Mr. Verma added, “Because a vibrant civil society is so important to both of our (Indian and US’s) democratic traditions, I do worry about the potentially chilling effects of these regulatory steps focused on NGOs.” Mr. Verma’s remarks were from a prepared text, but he repeated them in a question and answer session that followed, adding that India and the US cannot avoid “hard questions” because of “political expediency”.
This is the fourth time the U.S. government is taking up the issue of strictures against NGOs in the past couple of weeks, ever since the Ministry of Home Affairs froze accounts of environmental NGO Greenpeace and directed Ford Foundation to submit all its funding for MHA clearance. Ford Foundation denies the charge that it funds organisations that lack clearance under the Foreign Contribution Regulation Act (FCRA), and the Greenpeace management in India has told its staff to prepare for an imminent shutdown after strictures passed against it.

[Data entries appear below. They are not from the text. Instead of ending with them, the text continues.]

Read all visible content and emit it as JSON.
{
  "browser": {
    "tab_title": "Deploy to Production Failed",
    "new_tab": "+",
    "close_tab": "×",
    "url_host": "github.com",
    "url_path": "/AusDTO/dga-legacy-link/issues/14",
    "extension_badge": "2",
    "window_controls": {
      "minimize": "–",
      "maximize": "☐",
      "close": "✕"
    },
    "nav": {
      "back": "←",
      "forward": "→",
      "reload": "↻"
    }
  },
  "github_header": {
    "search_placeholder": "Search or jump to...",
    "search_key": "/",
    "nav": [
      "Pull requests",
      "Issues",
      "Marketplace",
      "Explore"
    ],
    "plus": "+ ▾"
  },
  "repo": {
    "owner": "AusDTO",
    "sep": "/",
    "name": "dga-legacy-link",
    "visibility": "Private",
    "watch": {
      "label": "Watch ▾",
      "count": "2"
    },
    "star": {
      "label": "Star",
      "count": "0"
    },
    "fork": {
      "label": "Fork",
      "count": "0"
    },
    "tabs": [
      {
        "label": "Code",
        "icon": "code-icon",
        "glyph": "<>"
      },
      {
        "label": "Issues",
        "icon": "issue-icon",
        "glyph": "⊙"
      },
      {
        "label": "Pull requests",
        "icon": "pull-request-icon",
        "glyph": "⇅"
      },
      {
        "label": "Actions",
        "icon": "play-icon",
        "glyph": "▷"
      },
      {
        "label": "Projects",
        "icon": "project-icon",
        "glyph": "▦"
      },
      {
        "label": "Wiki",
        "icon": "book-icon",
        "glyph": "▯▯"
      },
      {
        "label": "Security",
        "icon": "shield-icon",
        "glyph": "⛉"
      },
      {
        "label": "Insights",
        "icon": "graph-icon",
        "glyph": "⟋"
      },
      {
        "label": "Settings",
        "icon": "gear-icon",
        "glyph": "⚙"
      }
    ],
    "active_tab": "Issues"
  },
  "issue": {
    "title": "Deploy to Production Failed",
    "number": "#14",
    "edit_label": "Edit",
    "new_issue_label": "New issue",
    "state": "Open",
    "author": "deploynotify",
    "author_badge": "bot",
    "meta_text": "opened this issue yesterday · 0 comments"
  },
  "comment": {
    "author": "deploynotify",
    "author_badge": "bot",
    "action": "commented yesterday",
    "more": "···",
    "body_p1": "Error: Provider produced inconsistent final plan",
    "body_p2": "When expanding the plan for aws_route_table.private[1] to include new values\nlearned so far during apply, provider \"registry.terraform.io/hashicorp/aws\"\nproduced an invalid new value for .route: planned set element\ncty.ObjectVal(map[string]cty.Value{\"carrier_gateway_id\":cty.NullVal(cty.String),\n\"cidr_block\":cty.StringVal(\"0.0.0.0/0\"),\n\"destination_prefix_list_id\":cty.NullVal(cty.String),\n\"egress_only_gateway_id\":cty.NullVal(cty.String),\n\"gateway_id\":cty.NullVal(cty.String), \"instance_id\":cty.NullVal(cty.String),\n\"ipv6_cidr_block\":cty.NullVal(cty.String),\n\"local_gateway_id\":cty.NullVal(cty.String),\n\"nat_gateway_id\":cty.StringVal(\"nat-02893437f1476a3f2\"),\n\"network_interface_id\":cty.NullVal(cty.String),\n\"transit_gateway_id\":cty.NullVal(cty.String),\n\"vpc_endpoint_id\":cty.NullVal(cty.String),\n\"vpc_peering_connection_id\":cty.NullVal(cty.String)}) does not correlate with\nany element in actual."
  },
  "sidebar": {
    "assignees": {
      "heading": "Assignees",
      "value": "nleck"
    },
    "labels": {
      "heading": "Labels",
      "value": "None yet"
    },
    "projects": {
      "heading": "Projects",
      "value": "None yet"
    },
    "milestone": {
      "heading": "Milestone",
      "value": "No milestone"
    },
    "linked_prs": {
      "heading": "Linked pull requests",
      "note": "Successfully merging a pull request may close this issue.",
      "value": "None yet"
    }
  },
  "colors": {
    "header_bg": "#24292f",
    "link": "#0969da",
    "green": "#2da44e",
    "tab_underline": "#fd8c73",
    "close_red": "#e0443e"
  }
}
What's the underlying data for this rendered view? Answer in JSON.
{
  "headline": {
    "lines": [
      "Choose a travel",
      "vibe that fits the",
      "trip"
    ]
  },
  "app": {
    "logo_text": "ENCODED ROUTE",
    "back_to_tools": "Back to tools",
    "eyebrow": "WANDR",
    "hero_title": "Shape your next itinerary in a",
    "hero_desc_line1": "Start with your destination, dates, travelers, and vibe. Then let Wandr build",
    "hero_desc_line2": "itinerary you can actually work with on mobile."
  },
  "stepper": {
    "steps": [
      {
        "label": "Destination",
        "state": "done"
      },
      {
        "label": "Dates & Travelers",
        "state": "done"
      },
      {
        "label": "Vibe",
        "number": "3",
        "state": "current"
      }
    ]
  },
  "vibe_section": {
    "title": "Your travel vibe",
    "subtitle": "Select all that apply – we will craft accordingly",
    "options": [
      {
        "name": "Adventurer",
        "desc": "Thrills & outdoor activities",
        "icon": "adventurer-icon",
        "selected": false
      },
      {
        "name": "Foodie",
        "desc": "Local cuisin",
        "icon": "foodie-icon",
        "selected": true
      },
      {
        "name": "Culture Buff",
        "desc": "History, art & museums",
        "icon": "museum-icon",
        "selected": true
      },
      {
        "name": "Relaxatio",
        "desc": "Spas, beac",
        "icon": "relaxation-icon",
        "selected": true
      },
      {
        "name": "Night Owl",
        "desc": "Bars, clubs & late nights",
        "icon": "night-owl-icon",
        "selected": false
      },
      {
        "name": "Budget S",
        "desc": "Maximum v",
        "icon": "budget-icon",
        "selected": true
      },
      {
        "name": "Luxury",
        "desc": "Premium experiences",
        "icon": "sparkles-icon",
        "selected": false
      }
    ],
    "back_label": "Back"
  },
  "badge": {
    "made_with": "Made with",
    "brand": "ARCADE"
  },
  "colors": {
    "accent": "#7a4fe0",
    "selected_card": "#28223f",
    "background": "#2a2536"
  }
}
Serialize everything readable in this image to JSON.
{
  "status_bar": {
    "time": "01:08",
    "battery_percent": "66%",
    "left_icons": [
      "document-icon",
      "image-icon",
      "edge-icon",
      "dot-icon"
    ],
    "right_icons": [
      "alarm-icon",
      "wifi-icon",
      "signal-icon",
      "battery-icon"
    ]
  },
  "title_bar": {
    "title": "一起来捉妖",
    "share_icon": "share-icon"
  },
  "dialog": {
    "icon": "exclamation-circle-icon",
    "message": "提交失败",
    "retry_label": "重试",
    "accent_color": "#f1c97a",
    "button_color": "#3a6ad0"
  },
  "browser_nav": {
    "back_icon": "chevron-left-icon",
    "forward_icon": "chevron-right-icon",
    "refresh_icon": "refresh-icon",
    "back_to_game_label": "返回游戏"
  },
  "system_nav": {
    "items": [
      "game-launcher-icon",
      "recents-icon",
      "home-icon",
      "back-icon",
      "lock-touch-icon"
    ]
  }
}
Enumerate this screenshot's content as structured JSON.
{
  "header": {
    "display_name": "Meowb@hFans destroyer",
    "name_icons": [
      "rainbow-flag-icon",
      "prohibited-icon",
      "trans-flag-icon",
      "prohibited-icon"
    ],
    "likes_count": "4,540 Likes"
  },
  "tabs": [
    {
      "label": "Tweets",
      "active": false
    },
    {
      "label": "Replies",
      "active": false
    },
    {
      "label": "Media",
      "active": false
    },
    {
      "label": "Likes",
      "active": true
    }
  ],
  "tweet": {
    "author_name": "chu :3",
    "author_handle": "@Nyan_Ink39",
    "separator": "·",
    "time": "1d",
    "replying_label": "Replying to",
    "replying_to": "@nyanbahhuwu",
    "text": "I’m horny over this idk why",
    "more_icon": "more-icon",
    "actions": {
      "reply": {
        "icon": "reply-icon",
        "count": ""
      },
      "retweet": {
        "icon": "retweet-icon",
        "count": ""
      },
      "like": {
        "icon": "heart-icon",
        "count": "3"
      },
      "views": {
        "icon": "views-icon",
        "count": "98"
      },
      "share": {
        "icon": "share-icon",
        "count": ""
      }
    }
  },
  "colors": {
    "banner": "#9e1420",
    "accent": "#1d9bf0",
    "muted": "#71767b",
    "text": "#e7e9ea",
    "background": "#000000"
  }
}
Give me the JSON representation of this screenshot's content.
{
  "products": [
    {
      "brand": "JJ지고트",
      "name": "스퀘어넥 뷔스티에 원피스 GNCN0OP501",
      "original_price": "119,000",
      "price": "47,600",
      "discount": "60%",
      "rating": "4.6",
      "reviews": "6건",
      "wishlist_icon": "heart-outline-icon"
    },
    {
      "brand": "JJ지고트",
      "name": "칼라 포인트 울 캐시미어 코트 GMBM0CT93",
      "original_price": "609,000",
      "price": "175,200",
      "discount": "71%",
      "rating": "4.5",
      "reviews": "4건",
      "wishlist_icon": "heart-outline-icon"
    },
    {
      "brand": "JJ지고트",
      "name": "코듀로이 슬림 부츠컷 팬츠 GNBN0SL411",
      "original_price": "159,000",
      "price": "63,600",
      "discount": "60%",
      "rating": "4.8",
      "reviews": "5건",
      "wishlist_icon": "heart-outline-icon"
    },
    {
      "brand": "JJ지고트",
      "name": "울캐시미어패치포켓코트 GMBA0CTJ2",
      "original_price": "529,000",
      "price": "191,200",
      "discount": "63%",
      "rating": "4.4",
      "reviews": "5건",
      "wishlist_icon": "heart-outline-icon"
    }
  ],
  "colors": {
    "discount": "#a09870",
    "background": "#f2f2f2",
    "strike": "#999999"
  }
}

U.S. not buying clarifications
In April, the U.S. State department had criticised the decisions in a public statement, saying that it “was seeking clarifications from the government” over the actions against Ford foundation and Greenpeace. Last week Ambassador Verma had met his counterpart in the Ministry of External Affairs to express his concern, and subsequently visiting US Assistant Secretary of State Wendy Sherman raised the issue with Foreign Secretary S. Jaishankar during her meetings with him in Delhi. Ambassador Verma’s remarks on Wednesday, once again expressing “deep concern” indicate that the U.S. is not satisfied with the answers to the clarifications it had sought.
In his speech, Ambassador Verma also seemed to defend the Bill and Melinda Gates foundation, which is reportedly under the government’s scanner for funding a health NGO, in India. An MHA spokesperson denied the latest reports of action against the Gates foundation on Wednesday, but this isn’t the first time such reports have appeared. Speaking at the event Ambassador Verma praised the Gates foundation’s project in India to promote the ‘Rotovirus Vaccine’ that prevents diarrhoea amongst children as a “model of research collaboration”.
The Ministry of External Affairs declined to comment on Mr. Verma’s latest remarks on action against NGOs in India whose views the government might found “objectionable”. Last week, it had to issue a stern statement rejecting another body, the U.S. Commission on International Religious Freedom’s 2015 report that had been particularly critical of India’s record on protecting minorities in the past year.